On Mon, 2021-04-19 at 20:39 -0500, Rob Herring wrote:
> On Mon, Apr 19, 2021 at 7:35 PM Leonardo Bras <leobras.c@xxxxxxxxx> wrote:
> >
> > On Mon, 2021-04-19 at 10:44 -0500, Rob Herring wrote:
> > > On Fri, Apr 16, 2021 at 3:58 PM Leonardo Bras <leobras.c@xxxxxxxxx> wrote:
> > > >
> > > > Hello Rob, thanks for this feedback!
> > > >
> > > > On Thu, 2021-04-15 at 13:59 -0500, Rob Herring wrote:
> > > > > +PPC and PCI lists
> > > > >
> > > > > On Thu, Apr 15, 2021 at 1:01 PM Leonardo Bras <leobras.c@xxxxxxxxx> wrote:
> > > > > >
> > > > > > Many other resource flag parsers already add this flag when the input
> > > > > > has bits 24 & 25 set, so update this one to do the same.
> > > > >
> > > > > Many others?
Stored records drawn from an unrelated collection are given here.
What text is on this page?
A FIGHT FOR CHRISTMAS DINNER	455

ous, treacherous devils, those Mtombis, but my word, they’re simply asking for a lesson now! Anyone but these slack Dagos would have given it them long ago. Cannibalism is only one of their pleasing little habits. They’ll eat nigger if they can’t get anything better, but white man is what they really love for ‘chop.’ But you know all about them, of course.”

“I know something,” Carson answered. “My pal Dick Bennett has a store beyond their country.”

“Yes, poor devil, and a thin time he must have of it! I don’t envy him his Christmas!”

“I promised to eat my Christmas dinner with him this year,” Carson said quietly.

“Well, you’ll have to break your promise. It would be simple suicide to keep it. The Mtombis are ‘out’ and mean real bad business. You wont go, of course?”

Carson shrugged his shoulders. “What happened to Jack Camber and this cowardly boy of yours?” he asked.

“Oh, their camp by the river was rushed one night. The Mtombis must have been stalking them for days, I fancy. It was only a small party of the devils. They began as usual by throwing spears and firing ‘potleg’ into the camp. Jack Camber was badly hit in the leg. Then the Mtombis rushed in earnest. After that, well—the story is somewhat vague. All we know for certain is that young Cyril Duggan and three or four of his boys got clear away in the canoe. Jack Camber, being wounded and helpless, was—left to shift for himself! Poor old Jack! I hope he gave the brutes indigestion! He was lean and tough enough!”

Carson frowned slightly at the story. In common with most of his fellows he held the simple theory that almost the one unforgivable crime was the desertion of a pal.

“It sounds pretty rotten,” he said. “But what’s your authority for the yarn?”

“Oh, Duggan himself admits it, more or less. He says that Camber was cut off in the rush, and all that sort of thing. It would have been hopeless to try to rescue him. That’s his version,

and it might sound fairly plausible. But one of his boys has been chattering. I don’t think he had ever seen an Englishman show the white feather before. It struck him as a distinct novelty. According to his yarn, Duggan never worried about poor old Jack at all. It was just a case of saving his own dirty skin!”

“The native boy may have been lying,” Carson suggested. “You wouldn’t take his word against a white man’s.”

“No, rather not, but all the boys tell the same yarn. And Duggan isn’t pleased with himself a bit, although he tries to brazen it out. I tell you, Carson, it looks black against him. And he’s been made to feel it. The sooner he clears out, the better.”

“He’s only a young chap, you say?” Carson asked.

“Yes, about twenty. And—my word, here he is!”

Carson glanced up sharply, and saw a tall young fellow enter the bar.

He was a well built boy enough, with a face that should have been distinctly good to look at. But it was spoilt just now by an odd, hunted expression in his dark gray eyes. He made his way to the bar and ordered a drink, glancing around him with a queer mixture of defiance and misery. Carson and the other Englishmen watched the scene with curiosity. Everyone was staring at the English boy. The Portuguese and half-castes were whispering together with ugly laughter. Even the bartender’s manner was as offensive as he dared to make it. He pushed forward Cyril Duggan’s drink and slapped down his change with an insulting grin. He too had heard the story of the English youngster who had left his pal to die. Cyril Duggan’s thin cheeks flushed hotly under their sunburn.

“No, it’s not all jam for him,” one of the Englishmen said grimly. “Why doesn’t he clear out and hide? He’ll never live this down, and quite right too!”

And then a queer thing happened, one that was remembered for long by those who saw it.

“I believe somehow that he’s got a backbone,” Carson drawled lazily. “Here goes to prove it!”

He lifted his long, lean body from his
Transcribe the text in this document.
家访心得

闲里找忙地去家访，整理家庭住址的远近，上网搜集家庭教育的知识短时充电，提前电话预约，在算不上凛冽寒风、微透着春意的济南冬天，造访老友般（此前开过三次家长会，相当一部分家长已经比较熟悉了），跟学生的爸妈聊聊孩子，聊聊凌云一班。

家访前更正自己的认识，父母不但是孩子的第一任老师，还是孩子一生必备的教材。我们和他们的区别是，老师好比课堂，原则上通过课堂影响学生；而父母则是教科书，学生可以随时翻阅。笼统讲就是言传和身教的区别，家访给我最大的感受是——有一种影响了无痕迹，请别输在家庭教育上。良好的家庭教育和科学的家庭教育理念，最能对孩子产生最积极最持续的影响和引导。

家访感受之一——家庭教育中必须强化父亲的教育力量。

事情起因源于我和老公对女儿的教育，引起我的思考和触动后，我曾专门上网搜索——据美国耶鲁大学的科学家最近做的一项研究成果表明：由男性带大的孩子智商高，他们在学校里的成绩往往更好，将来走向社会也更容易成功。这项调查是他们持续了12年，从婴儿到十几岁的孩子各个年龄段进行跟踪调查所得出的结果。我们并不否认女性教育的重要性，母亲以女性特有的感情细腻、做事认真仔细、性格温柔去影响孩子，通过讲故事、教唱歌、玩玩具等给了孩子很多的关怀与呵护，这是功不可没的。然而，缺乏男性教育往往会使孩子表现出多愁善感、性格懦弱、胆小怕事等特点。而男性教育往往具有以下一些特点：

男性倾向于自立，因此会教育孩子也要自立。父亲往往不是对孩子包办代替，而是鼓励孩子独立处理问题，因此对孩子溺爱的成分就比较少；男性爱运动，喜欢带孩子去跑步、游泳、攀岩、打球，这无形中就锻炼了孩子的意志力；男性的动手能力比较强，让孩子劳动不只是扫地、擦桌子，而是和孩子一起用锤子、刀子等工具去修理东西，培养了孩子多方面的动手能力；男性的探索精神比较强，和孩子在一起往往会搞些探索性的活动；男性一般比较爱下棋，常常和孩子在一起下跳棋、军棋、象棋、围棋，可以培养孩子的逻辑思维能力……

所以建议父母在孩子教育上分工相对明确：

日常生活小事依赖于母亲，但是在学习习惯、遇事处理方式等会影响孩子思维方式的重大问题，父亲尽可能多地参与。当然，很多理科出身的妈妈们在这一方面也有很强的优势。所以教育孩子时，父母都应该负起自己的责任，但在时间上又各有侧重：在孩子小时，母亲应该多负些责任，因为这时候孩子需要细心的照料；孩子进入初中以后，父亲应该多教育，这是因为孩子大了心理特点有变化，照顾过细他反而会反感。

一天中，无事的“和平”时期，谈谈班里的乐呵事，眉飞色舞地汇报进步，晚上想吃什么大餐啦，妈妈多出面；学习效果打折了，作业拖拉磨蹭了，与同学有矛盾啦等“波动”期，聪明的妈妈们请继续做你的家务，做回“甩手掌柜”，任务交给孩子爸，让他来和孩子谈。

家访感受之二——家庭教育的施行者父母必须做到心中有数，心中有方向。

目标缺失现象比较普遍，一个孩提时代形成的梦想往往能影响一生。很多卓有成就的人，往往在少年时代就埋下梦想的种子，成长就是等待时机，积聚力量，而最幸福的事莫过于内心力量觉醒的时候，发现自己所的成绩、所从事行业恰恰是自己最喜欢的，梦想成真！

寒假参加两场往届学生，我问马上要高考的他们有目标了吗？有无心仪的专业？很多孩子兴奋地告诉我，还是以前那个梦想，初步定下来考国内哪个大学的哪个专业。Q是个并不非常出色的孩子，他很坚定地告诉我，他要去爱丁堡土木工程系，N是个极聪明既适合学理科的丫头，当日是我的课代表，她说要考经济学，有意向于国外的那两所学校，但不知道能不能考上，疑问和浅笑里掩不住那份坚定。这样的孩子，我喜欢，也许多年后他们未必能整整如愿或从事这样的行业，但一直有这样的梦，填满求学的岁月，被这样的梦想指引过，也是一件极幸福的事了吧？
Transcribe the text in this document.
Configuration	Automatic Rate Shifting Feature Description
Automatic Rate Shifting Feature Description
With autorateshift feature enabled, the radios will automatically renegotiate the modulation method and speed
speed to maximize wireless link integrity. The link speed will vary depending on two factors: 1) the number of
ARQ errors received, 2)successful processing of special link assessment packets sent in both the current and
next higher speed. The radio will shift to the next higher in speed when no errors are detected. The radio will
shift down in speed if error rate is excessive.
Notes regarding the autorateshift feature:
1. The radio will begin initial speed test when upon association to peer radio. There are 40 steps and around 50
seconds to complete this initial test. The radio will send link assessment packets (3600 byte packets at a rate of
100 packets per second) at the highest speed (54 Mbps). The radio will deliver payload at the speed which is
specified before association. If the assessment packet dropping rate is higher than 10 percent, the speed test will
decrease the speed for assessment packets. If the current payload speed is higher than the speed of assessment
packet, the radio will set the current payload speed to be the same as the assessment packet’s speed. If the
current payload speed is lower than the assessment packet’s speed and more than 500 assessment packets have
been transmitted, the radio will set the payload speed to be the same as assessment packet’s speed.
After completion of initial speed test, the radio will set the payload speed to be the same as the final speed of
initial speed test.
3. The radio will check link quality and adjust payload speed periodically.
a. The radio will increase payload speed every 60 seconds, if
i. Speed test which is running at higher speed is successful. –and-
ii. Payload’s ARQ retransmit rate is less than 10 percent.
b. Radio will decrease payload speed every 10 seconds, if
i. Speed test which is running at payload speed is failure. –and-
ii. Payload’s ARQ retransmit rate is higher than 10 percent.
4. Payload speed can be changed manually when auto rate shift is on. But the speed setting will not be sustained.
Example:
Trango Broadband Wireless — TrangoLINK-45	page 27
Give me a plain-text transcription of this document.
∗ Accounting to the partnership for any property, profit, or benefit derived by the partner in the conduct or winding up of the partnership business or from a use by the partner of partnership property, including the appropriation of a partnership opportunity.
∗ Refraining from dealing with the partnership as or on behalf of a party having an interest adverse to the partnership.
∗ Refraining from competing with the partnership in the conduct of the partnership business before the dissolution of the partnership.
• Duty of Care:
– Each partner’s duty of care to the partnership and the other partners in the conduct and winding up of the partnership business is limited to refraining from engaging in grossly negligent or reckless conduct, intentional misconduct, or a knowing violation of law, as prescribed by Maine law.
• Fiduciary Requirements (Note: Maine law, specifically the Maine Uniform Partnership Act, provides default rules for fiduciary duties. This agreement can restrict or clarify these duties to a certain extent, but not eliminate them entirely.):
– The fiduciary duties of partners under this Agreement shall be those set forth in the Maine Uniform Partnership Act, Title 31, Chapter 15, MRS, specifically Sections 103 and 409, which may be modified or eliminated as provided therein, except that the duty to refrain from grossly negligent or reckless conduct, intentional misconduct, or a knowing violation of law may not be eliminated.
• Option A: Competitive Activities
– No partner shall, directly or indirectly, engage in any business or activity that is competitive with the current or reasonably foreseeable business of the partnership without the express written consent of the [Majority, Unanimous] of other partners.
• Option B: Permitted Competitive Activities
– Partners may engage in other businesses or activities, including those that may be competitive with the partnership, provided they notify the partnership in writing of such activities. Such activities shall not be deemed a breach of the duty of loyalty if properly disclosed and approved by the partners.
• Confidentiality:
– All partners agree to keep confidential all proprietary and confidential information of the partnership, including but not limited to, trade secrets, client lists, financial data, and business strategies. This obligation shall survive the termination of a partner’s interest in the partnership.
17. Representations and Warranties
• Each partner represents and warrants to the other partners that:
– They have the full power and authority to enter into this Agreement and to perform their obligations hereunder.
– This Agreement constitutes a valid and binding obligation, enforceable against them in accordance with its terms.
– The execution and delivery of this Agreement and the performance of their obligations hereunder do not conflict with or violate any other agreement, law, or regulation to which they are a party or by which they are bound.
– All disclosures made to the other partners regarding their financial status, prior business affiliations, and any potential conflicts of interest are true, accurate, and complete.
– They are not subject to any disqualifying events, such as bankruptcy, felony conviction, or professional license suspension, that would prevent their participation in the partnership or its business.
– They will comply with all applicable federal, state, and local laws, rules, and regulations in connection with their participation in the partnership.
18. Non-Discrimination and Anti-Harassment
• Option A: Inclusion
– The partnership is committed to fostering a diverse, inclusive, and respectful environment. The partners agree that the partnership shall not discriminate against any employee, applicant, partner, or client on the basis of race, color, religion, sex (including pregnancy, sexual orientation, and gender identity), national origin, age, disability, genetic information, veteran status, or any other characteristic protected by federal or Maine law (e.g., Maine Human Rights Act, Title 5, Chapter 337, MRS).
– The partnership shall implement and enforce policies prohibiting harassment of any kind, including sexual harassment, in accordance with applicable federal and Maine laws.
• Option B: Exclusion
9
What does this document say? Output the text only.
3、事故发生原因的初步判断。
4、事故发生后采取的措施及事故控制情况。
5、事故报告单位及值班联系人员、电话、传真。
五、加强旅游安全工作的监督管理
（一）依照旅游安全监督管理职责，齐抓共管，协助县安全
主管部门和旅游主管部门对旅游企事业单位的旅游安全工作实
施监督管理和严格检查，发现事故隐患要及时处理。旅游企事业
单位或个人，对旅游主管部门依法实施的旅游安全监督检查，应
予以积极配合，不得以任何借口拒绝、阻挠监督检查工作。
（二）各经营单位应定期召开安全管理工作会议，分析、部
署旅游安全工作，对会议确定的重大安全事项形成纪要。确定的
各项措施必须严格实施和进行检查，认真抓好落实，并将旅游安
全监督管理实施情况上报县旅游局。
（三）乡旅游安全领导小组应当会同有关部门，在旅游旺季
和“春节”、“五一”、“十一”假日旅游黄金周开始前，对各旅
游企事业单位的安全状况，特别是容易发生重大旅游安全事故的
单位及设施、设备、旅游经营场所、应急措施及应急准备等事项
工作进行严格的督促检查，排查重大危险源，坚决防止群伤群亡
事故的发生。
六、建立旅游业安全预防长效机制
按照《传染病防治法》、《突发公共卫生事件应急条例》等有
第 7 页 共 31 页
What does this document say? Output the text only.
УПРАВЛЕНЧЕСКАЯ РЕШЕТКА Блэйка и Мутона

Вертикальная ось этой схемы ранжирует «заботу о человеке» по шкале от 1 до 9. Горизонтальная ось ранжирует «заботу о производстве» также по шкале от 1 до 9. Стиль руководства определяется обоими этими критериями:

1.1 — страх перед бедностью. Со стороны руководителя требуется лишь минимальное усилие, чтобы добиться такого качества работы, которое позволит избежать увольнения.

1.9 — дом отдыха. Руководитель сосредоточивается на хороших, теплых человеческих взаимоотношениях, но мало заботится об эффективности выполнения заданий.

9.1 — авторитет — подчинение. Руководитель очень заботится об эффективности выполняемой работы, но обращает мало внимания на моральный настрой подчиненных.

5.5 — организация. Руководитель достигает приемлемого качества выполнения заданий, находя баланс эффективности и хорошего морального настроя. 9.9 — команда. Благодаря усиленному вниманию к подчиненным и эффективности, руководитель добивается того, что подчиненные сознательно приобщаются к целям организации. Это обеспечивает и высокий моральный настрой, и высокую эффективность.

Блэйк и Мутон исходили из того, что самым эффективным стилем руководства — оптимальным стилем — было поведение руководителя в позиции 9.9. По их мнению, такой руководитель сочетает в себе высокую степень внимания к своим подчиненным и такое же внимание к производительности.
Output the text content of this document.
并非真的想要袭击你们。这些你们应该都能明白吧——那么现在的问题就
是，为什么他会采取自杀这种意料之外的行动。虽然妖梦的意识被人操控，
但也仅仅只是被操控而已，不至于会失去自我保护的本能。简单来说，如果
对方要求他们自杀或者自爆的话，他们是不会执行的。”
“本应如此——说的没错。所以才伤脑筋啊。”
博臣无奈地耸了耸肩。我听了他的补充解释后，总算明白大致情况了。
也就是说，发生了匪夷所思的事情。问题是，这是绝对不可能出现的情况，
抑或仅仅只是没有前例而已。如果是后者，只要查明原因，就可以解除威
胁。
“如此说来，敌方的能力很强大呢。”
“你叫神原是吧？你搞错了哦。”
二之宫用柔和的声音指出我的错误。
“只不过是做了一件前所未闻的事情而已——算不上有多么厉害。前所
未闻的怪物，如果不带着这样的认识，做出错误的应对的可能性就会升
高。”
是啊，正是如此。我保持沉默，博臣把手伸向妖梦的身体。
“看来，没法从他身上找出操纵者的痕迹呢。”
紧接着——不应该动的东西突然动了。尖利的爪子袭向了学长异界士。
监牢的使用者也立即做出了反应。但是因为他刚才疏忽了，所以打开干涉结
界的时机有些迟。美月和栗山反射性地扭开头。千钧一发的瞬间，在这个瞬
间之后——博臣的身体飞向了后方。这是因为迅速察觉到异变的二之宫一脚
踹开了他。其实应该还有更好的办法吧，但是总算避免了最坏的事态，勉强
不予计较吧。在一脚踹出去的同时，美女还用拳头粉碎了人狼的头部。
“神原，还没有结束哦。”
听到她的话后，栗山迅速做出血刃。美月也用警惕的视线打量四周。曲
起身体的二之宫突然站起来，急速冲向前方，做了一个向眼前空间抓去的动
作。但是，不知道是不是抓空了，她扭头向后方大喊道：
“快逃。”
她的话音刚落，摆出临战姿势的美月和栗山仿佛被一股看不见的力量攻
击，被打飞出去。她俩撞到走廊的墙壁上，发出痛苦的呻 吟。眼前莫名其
Looks like sparc and powerpc to me.
> > > > >
> > > >
> > > > s390 also does that, but it look like it comes from a device-tree.
> > >
> > > I'm only looking at DT based platforms, and s390 doesn't use DT.
> >
> > Correct.
> > Sorry, I somehow write above the opposite of what I was thinking.
> >
> > >
> > > > > Those would be the
> > > > > ones I worry about breaking. Sparc doesn't use of/address.c so it's
> > > > > fine. Powerpc version of the flags code was only fixed in 2019, so I
> > > > > don't think powerpc will care either.
> > > >
> > > > In powerpc I reach this function with this stack, while configuring a
> > > > virtio-net device for a qemu/KVM pseries guest:
> > > >
> > > > pci_process_bridge_OF_ranges+0xac/0x2d4
> > > > pSeries_discover_phbs+0xc4/0x158
> > > > discover_phbs+0x40/0x60
> > > > do_one_initcall+0x60/0x2d0
> > > > kernel_init_freeable+0x308/0x3a8
> > > > kernel_init+0x2c/0x168
> > > > ret_from_kernel_thread+0x5c/0x70
> > > >
> > > > For this, both MMIO32 and MMIO64 resources will have flags 0x200.
> > >
> > > Oh good, powerpc has 2 possible flags parsing functions. So in the
> > > above path, do we need to set PCI_BASE_ADDRESS_MEM_TYPE_64?
> > >
> > > Does pci_parse_of_flags() get called in your case?
> > >
> >
> > It's called in some cases, but not for the device I am debugging
> > (virtio-net pci@800000020000000).
> >
> > For the above device, here is an expanded stack trace:
> >
> > of_bus_pci_get_flags() (from parser->bus->get_flags())
> > of_pci_range_parser_one() (from macro for_each_of_pci_range)
> > pci_process_bridge_OF_ranges+0xac/0x2d4
> > pSeries_discover_phbs+0xc4/0x158
> > discover_phbs+0x40/0x60
> > do_one_initcall+0x60/0x2d0
> > kernel_init_freeable+0x308/0x3a8
> > kernel_init+0x2c/0x168
> > ret_from_kernel_thread+0x5c/0x70
> >
> > For other devices, I could also see the following stack trace:
> > ## device ethernet@8
> >
> > pci_parse_of_flags()
> > of_create_pci_dev+0x7f0/0xa40
> > __of_scan_bus+0x248/0x320
> > pcibios_scan_phb+0x370/0x3b0
> > pcibios_init+0x8c/0x12c
> > do_one_initcall+0x60/0x2d0
> > kernel_init_freeable+0x308/0x3a8
> > kernel_init+0x2c/0x168
> > ret_from_kernel_thread+0x5c/0x70
> >
> > Devices that get parsed with of_bus_pci_get_flags() appears first at
> > dmesg (around 0.015s in my test), while devices that get parsed by
> > pci_parse_of_flags() appears later (0.025s in my test).
> >
> > I am not really used to this code, but having the term "discover phbs"
> > in the first trace and the term "scan phb" in the second, makes me
> > wonder if the first trace is seen on devices that are seen/described in
> > the device-tree and the second trace is seen in devices not present in
> > the device-tree and found scanning pci bus.
>
> That was my guess as well. I think on pSeries that most PCI devices
> are in the DT whereas on Arm and other flattened DT (non OpenFirmware)
> platforms PCI devices are not in DT.
>

It makes sense to me. 

> Of course, for virtio devices,
> they would not be in DT in either case.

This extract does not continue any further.